Gene-based tests that adjust for global ancestry components sufficiently controlled type-I error rate in the admixed samples or in the mixture of two highly distinct but homogeneous populations although we did find that the required number of MDS components needed to be increased (from 10 to 20) to sufficiently account for population stratification, suggesting that stricter correction needs to be applied when multiple correlated variants are simultaneously tested. The lack of inflation stands in contrast with the results of the SNP-based analyses, which is likely explained by the fact that we did not distinguish SNPs with high FST in the gene-based tests. Such a distinction is not feasible for gene-based tests since gene-sets combine variants with different levels of FST .

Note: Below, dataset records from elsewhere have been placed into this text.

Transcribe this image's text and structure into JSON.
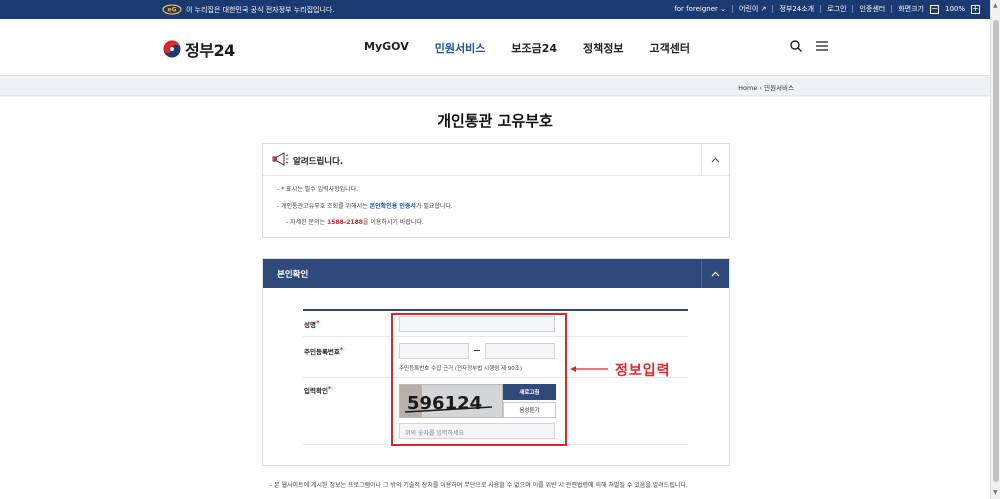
{
  "topbar": {
    "gov_text": "이 누리집은 대한민국 공식 전자정부 누리집입니다.",
    "foreigner": "for foreigner",
    "kids": "어린이",
    "about": "정부24소개",
    "login": "로그인",
    "cert": "인증센터",
    "screen_size": "화면크기",
    "zoom": "100%",
    "zoom_minus": "−",
    "zoom_plus": "+"
  },
  "header": {
    "logo_text": "정부24",
    "nav": [
      "MyGOV",
      "민원서비스",
      "보조금24",
      "정책정보",
      "고객센터"
    ],
    "active_nav": "민원서비스"
  },
  "breadcrumb": {
    "home": "Home",
    "current": "민원서비스"
  },
  "page_title": "개인통관 고유부호",
  "notice": {
    "title": "알려드립니다.",
    "line1_prefix": "-",
    "line1_star": "*",
    "line1_text": "표시는 필수 입력사항입니다.",
    "line2_prefix": "-",
    "line2_a": "개인통관고유부호 조회를 위해서는",
    "line2_link": "본인확인용 인증서",
    "line2_b": "가 필요합니다.",
    "line3_a": "- 자세한 문의는",
    "line3_phone": "1588-2188",
    "line3_b": "을 이용하시기 바랍니다."
  },
  "panel": {
    "title": "본인확인",
    "name_label": "성명",
    "rrn_label": "주민등록번호",
    "rrn_note": "주민등록번호 수집 근거 (전자정부법 시행령 제 90조)",
    "captcha_label": "입력확인",
    "captcha_text": "596124",
    "refresh_button": "새로고침",
    "audio_button": "음성듣기",
    "captcha_placeholder": "위의 숫자를 입력하세요",
    "required_mark": "*"
  },
  "annotation": {
    "text": "정보입력",
    "color": "#e5242a"
  },
  "footer_note": "- 본 웹사이트에 게시된 정보는 프로그램이나 그 밖의 기술적 장치를 이용하여 무단으로 사용할 수 없으며 이를 위반 시 관련법령에 의해 처벌될 수 있음을 알려드립니다.",
  "colors": {
    "navy": "#1b3a71",
    "panel_head": "#2f4a7a",
    "accent": "#1a52a6",
    "red": "#e0252c"
  }
}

Although the degree of inflation of type-I error rate in the admixed samples of the 1KG data is small, we do advice to be cautious when interpreting positive associations observed in such samples, especially if the significantly associated SNP has a high level of FST. In such instances, a subset analysis in a more homogeneous population (e.g., typically of European descent) could be followed up by a test on more strongly admixed samples. Confidence in the association increases if it holds in the homogeneous subset and becomes more significant after the inclusion of the admixed samples. We would further like to stress that even though population stratification seems to be well controlled when the populations that are combined are genetically homogeneous, such as in the CEU and YRI populations, inflation may still be a problem when population structure is more complex. For example, Liu and colleagues showed that inflation is more severe in samples that include more than two divergent populations (Liu et al. 2013). The impact of the correction for population stratification in studies involving mosaic genomes from multiple ancestral populations is also warranted. Furthermore, in addition to single variant analyses and gene-based tests, Browning & Browning (Browning and Browning 2011) showed that population structure can inflate SNP-based heritability estimates derived from linear mixed models, such as implemented in GCTA (Yang et al. 2011). Incorporating principal components in linear mixed models may not be adequate and indeed may yield a substantially similar estimate as the non-adjusted model. Finally, population stratification is only one potential source of confounding that should be taken into account. Other factors that should be considered are unmeasured technical confounders (e.g., genotyping in different laboratories), selection bias and differential misclassification of exposure (Clayton et al. 2005).